Cerro Torre
- Location:
- Patagonia, South America
- Co-ordinates:
- 49⁰16’18.01”S 73⁰02’48.00”W
- Team:
- Leo Houlding, Kevin Thaw, Alun Mullin
- Date:
- February 2002
Though only 3127m high, it is regarded as one of the most technically difficult peaks in the world. A thousand feet up this massive and intimidating East face, whilst attempting to free climb the (then unclimbed) Maestri /Eggar line, Leo slipped. He fell violently, hitting a ledge on the way down, before the rope caught him 70ft below.
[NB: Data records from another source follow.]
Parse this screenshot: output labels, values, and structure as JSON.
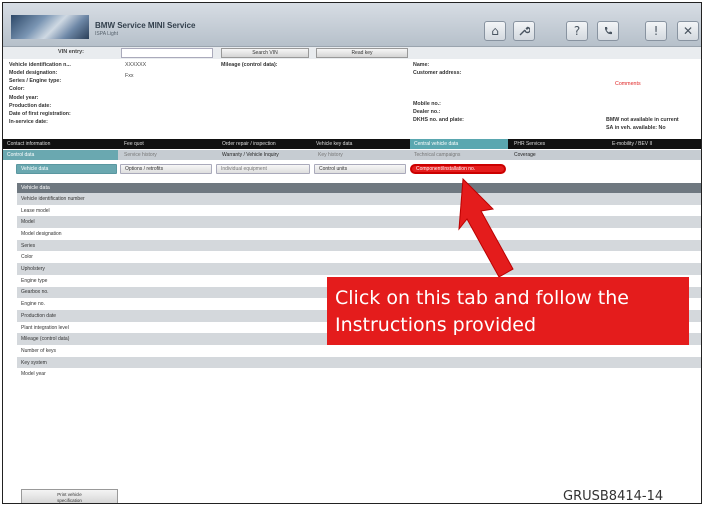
{
  "header": {
    "title": "BMW Service MINI Service",
    "subtitle": "ISPA Light",
    "buttons": [
      {
        "name": "home-icon",
        "glyph": "⌂"
      },
      {
        "name": "wrench-icon",
        "glyph": "🔧"
      },
      {
        "name": "help-icon",
        "glyph": "?"
      },
      {
        "name": "phone-icon",
        "glyph": "☎"
      },
      {
        "name": "alert-icon",
        "glyph": "!"
      },
      {
        "name": "close-icon",
        "glyph": "✕"
      }
    ]
  },
  "vin_row": {
    "label": "VIN entry:",
    "search_button": "Search VIN",
    "read_key_button": "Read key"
  },
  "info": {
    "left_labels": [
      "Vehicle identification n...",
      "Model designation:",
      "Series / Engine type:",
      "Color:",
      "Model year:",
      "Production date:",
      "Date of first registration:",
      "In-service date:"
    ],
    "vin_value": "XXXXXX",
    "series_value": "Fxx",
    "mileage_label": "Mileage (control data):",
    "customer_labels": [
      "Name:",
      "Customer address:"
    ],
    "contact_labels": [
      "Mobile no.:",
      "Dealer no.:",
      "DKHS no. and plate:"
    ],
    "comments": "Comments",
    "bmw_note_1": "BMW not available in current",
    "bmw_note_2": "SA in veh. available: No"
  },
  "tabs_row1": [
    "Contact information",
    "Fee quot",
    "Order repair / inspection",
    "Vehicle key data",
    "Central vehicle data",
    "PHR Services",
    "E-mobility / BEV II"
  ],
  "tabs_row2": [
    "Control data",
    "Service history",
    "Warranty / Vehicle Inquiry",
    "Key history",
    "Technical campaigns",
    "Coverage"
  ],
  "tabs_row3": [
    "Vehicle data",
    "Options / retrofits",
    "Individual equipment",
    "Control units",
    "Component/installation no."
  ],
  "content": {
    "header": "Vehicle data",
    "rows": [
      "Vehicle identification number",
      "Lease model",
      "Model",
      "Model designation",
      "Series",
      "Color",
      "Upholstery",
      "Engine type",
      "Gearbox no.",
      "Engine no.",
      "Production date",
      "Plant integration level",
      "Mileage (control data)",
      "Number of keys",
      "Key system",
      "Model year"
    ]
  },
  "annotation": {
    "line1": "Click on this tab and follow the",
    "line2": "Instructions provided",
    "color": "#e41c1c"
  },
  "footer": {
    "print_button_1": "Print vehicle",
    "print_button_2": "specification",
    "code": "GRUSB8414-14"
  }
}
He smashed the talus bone in his right ankle and sustained severe rope burns almost to the bone on his hands. A three day walk from the nearest road, with no possibility of rescue, he began a gruelling retreat with the help of his partners Kevin Thaw and Alun Mullin. After an agonising abseil to get off the wall, Leo crawled down the dangerous crevasse-filled glacier and through the unstable steep moraine, before reaching the valley floor 4000 feet below.
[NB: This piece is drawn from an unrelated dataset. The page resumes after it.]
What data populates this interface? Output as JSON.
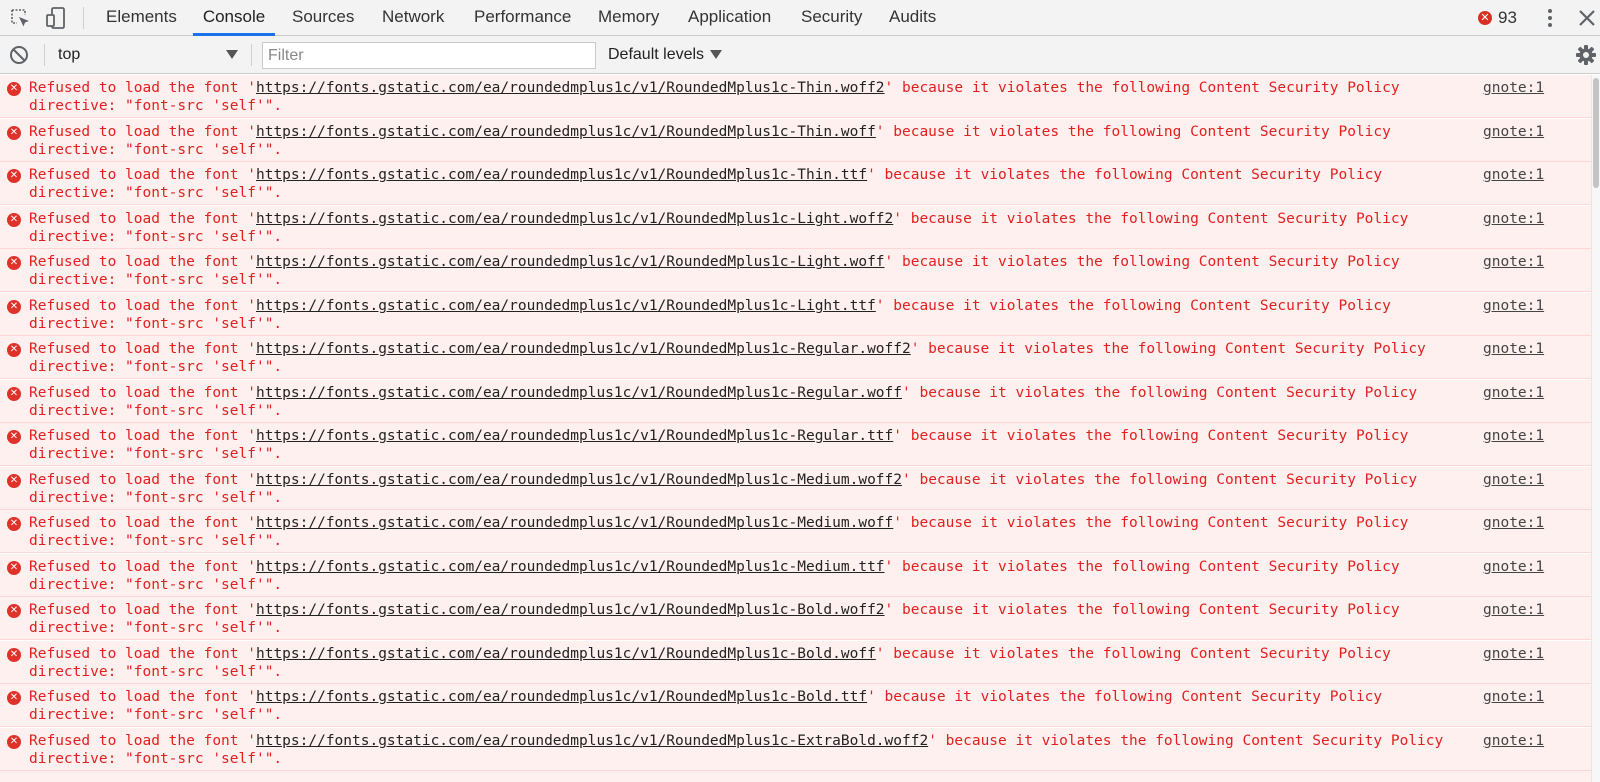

From here he was carried to base camp before a horse finally delivered him to a clinic in the frontier town of El Chalten. A week later he was operated on in hospital at home in the UK. He was told by his surgeon that he would be lucky to climb again. At the indestructible age of 21, it looked as though Leo may have run out of luck.
Thankfully, after a year of rehabilitation his ankle healed superbly, enabling him not only to climb at an elite level once again, but to try his luck at BASE jumping!